The American Cancer Society also recommended annual mammography screening, starting as early as age 40 years in average-risk women, with high-risk women receiving a breast MRI and a mammogram every year starting at age 30 years.
Ongoing Uncertainties
The USPSTF’s 2024 update highlighted persistent evidence gaps in several key areas.
The USPSTF, for instance, highlighted insufficient evidence on the benefits and harms of using digital breast tomosynthesis vs standard mammography for primary screening, the benefits and harms of continuing to screen women who are 75 years or older as well as the benefits and harms of supplemental screening with breast ultrasonography, digital breast tomosynthesis, or MRI in women with dense breasts who had a negative screening mammogram.
In the update, USPSTF also noted that it’s still clear what proportion of ductal carcinoma in situ involves lesions detected by screening would not have ultimately caused harm.
For women with dense breasts, the USPSTF said that “research is needed to help clinicians and patients understand the best strategy for breast cancer screening in women found to have dense breasts,” which includes supplemental screening.
Women with dense breasts should still get mammograms, but there is not enough evidence for a blanket statement about which benefit they might get from additional screening, Carol Mangione, MD, past chair of USPSTF, told Medscape Medical News.
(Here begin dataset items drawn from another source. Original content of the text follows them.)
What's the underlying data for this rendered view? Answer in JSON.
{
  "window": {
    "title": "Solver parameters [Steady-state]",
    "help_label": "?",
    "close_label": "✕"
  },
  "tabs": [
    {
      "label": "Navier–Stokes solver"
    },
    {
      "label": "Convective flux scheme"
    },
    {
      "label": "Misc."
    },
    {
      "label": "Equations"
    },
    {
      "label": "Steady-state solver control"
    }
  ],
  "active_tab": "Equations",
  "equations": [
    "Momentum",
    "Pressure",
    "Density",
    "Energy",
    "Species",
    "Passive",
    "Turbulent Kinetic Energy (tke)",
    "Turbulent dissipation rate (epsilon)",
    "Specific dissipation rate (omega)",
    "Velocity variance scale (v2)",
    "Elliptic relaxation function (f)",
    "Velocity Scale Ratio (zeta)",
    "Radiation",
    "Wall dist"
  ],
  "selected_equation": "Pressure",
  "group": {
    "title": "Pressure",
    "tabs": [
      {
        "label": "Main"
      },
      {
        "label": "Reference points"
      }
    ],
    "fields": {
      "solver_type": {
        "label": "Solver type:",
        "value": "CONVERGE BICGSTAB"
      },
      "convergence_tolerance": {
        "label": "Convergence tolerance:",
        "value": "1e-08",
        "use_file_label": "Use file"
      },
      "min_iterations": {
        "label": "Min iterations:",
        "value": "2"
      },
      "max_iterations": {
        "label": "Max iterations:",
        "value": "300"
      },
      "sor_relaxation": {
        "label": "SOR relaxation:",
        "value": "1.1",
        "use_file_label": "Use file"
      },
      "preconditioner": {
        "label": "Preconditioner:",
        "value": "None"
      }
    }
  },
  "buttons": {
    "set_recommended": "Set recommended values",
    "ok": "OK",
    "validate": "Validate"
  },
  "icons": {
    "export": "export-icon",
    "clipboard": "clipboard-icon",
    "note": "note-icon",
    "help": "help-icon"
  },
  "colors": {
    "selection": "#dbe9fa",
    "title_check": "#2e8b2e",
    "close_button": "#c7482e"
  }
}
“We don’t want to send a message that the mammogram doesn’t have value in that group, because it does have high value,” said Mangione, also chief of the division of general internal medicine and health services research at UCLA Health.
Women with dense breasts should work with primary care clinicians who can take a holistic view of their preferences and needs, allowing them to make an informed choice about additional screening, she said.
“But we can’t make a global population choice because we don’t have the studies to do that,” Mangione said.
Kerry Dooley Young is a freelance journalist based in Washington, DC.